Development of functionalized lineage tracing tools to characterize and manipulate complex biological systems

Multicellular organisms are composed of heterogeneous groups of cells that, through specialized roles, work in a cooperative fashion to assume higher level functions. Flaws can arise in these multicellular systems, causing a breakdown of cooperativity. This is exemplified in cancer, where dysregulation of cellular proliferation gives rise to invasive tumors that may kill the host. This breakdown from regular order is self-perpetuating and culminates in variegating cell populations that accrue variation at the genotypic and phenotypic levels. Clonal diversity is a hallmark of cancer and a primary determinant in cancer’s ability to evade therapeutic treatment. Characterizing these heterogeneous evolving populations is a daunting challenge, as measurements need to resolve both the variation and clonal identity between constituent cells. Recent technological advancements have made these observations possible, with single-cell omics technologies driving granular resolution of heterogeneous populations and lineage tracing methods providing highly sensitive measurements of clonal composition.
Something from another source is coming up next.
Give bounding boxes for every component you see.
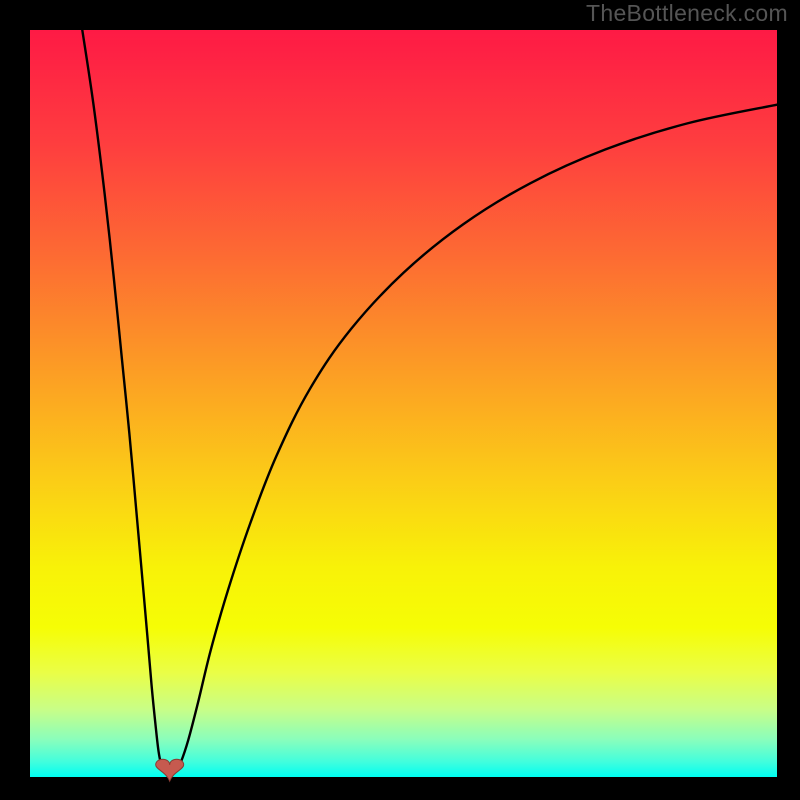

The work described in this text details the development and validation of a novel lineage tracing technology, Control Of Lineage by Barcode Enabled Recombinant Transcription (COLBERT), to tag, track, and manipulate clones within a complex biological system. We show that this technique is highly sensitive and broadly effective in multiple cell types. Further, we integrate COLBERT with other methodologies and single-cell workflows to characterize evolutionary dynamics of therapeutic resistance in a CLL model system. Implementing these combined approaches has uniquely enabled the identification of pre-existing drug tolerant subpopulations which are distinct in their clonal composition. With knowledge of these clonally linked phenotypes, we have been able to isolate high tolerance clones for further molecular characterization to uncover the factors stabilizing this survival phenotype. As our technical capabilities increase and our biological questions become more ambitious, it is clear that the next frontiers will be to simultaneously measure and integrate multiple facets of biology at single-cell resolution. The capacity to then manipulate these systems based on understandings of their phenotypic and clonal contexts will offer tremendous opportunities for biological engineering and discovery.